The Skin Deep site is a useful resource: It gives each product a 1-to-10 "hazard score" and offers detailed information on its ingredients. But the site analyzes only over-the-counter products. Salon treatments are not examined -- and for controversial ones such as the Brazilian Keratin treatment, that's unfortunate. The BKT, as it's known, is a hair-straightening process that has smitten women in search of silky, frizz-free tresses. It also contains formaldehyde, a carcinogen.
"It is really, truly what I consider the miracle cure for hair," says Dennis Roche, who offers the treatment at his two Roche salons in the District. Roche says his salons use a formulation that contains "under 2 percent" formaldehyde. But he says the percent concentration is irrelevant -- what matters is the amount of formaldehyde that gets released as fumes when heat is applied. Roche says he minimizes that amount by using cool-air hair dryers and flat irons wrapped in heat-protectant tape.

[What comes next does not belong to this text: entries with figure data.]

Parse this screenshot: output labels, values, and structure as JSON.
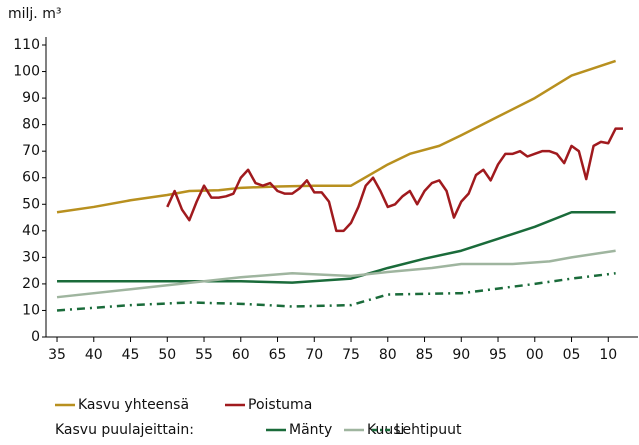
{
  "chart_data": {
    "type": "line",
    "y_unit": "milj. m³",
    "xlim": [
      1933.5,
      2013.5
    ],
    "xticks": [
      {
        "value": 1935,
        "label": "35"
      },
      {
        "value": 1940,
        "label": "40"
      },
      {
        "value": 1945,
        "label": "45"
      },
      {
        "value": 1950,
        "label": "50"
      },
      {
        "value": 1955,
        "label": "55"
      },
      {
        "value": 1960,
        "label": "60"
      },
      {
        "value": 1965,
        "label": "65"
      },
      {
        "value": 1970,
        "label": "70"
      },
      {
        "value": 1975,
        "label": "75"
      },
      {
        "value": 1980,
        "label": "80"
      },
      {
        "value": 1985,
        "label": "85"
      },
      {
        "value": 1990,
        "label": "90"
      },
      {
        "value": 1995,
        "label": "95"
      },
      {
        "value": 2000,
        "label": "00"
      },
      {
        "value": 2005,
        "label": "05"
      },
      {
        "value": 2010,
        "label": "10"
      }
    ],
    "ylim": [
      0,
      110
    ],
    "yticks": [
      0,
      10,
      20,
      30,
      40,
      50,
      60,
      70,
      80,
      90,
      100,
      110
    ],
    "grid": false,
    "legend_group_label": "Kasvu puulajeittain:",
    "series": [
      {
        "name": "Kasvu yhteensä",
        "color": "#b8901f",
        "dashed": false,
        "x": [
          1935,
          1940,
          1945,
          1950,
          1953,
          1957,
          1960,
          1965,
          1970,
          1975,
          1980,
          1983,
          1987,
          1990,
          1995,
          2000,
          2005,
          2011
        ],
        "values": [
          47,
          49,
          51.5,
          53.5,
          55,
          55.3,
          56.2,
          56.7,
          57,
          57,
          65,
          69,
          72,
          76,
          83,
          90,
          98.5,
          104
        ]
      },
      {
        "name": "Poistuma",
        "color": "#a01a1e",
        "dashed": false,
        "x": [
          1950,
          1951,
          1952,
          1953,
          1954,
          1955,
          1956,
          1957,
          1958,
          1959,
          1960,
          1961,
          1962,
          1963,
          1964,
          1965,
          1966,
          1967,
          1968,
          1969,
          1970,
          1971,
          1972,
          1973,
          1974,
          1975,
          1976,
          1977,
          1978,
          1979,
          1980,
          1981,
          1982,
          1983,
          1984,
          1985,
          1986,
          1987,
          1988,
          1989,
          1990,
          1991,
          1992,
          1993,
          1994,
          1995,
          1996,
          1997,
          1998,
          1999,
          2000,
          2001,
          2002,
          2003,
          2004,
          2005,
          2006,
          2007,
          2008,
          2009,
          2010,
          2011,
          2012
        ],
        "values": [
          49,
          55,
          48,
          44,
          51,
          57,
          52.5,
          52.5,
          53,
          54,
          60,
          63,
          58,
          57,
          58,
          55,
          54,
          54,
          56,
          59,
          54.5,
          54.5,
          51,
          40,
          40,
          43,
          49,
          57,
          60,
          55,
          49,
          50,
          53,
          55,
          50,
          55,
          58,
          59,
          55,
          45,
          51,
          54,
          61,
          63,
          59,
          65,
          69,
          69,
          70,
          68,
          69,
          70,
          70,
          69,
          65.5,
          72,
          70,
          59.5,
          72,
          73.5,
          73,
          78.5,
          78.5
        ]
      },
      {
        "name": "Mänty",
        "color": "#1a6b3a",
        "dashed": false,
        "x": [
          1935,
          1960,
          1967,
          1975,
          1980,
          1985,
          1990,
          1995,
          2000,
          2005,
          2011
        ],
        "values": [
          21,
          21,
          20.5,
          22,
          26,
          29.5,
          32.5,
          37,
          41.5,
          47,
          47
        ]
      },
      {
        "name": "Kuusi",
        "color": "#9fb59f",
        "dashed": false,
        "x": [
          1935,
          1945,
          1955,
          1960,
          1967,
          1975,
          1980,
          1986,
          1990,
          1997,
          2002,
          2005,
          2011
        ],
        "values": [
          15,
          18,
          21,
          22.5,
          24,
          23,
          24.5,
          26,
          27.5,
          27.5,
          28.5,
          30,
          32.5
        ]
      },
      {
        "name": "Lehtipuut",
        "color": "#1a6b3a",
        "dashed": true,
        "x": [
          1935,
          1945,
          1953,
          1960,
          1967,
          1975,
          1980,
          1990,
          2000,
          2005,
          2011
        ],
        "values": [
          10,
          12,
          13,
          12.5,
          11.5,
          12,
          16,
          16.5,
          20,
          22,
          24
        ]
      }
    ]
  }
}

"I'm going to continue doing this because I see the benefits from it, and I don't believe there's any health risk -- nothing more than hair color or fake nails or anything else," Roche says. "I don't think a little hair color is going to hurt anybody."
The issue, of course, is that it's hard to know. Beauty products and treatments don't have to get FDA approval before hitting store shelves; the FDA mandates such approval only for color additives in cosmetics. Sure, most people probably would agree that you shouldn't eat your lipstick or put mascara on a baby. But beyond that, the definition of "dangerous" comes down to different people's ideas about the effects of accumulated toxins. How much is too much? If experts can't agree, consumers can't be confident either.
"I love the way my hair looks. I'm so happy with it," says Roche client Lauren Stempler, who lives in the District and has gotten the Brazilian Keratin treatment twice. "But it's a hard choice....There is that nagging feeling in me that it might not be worth it."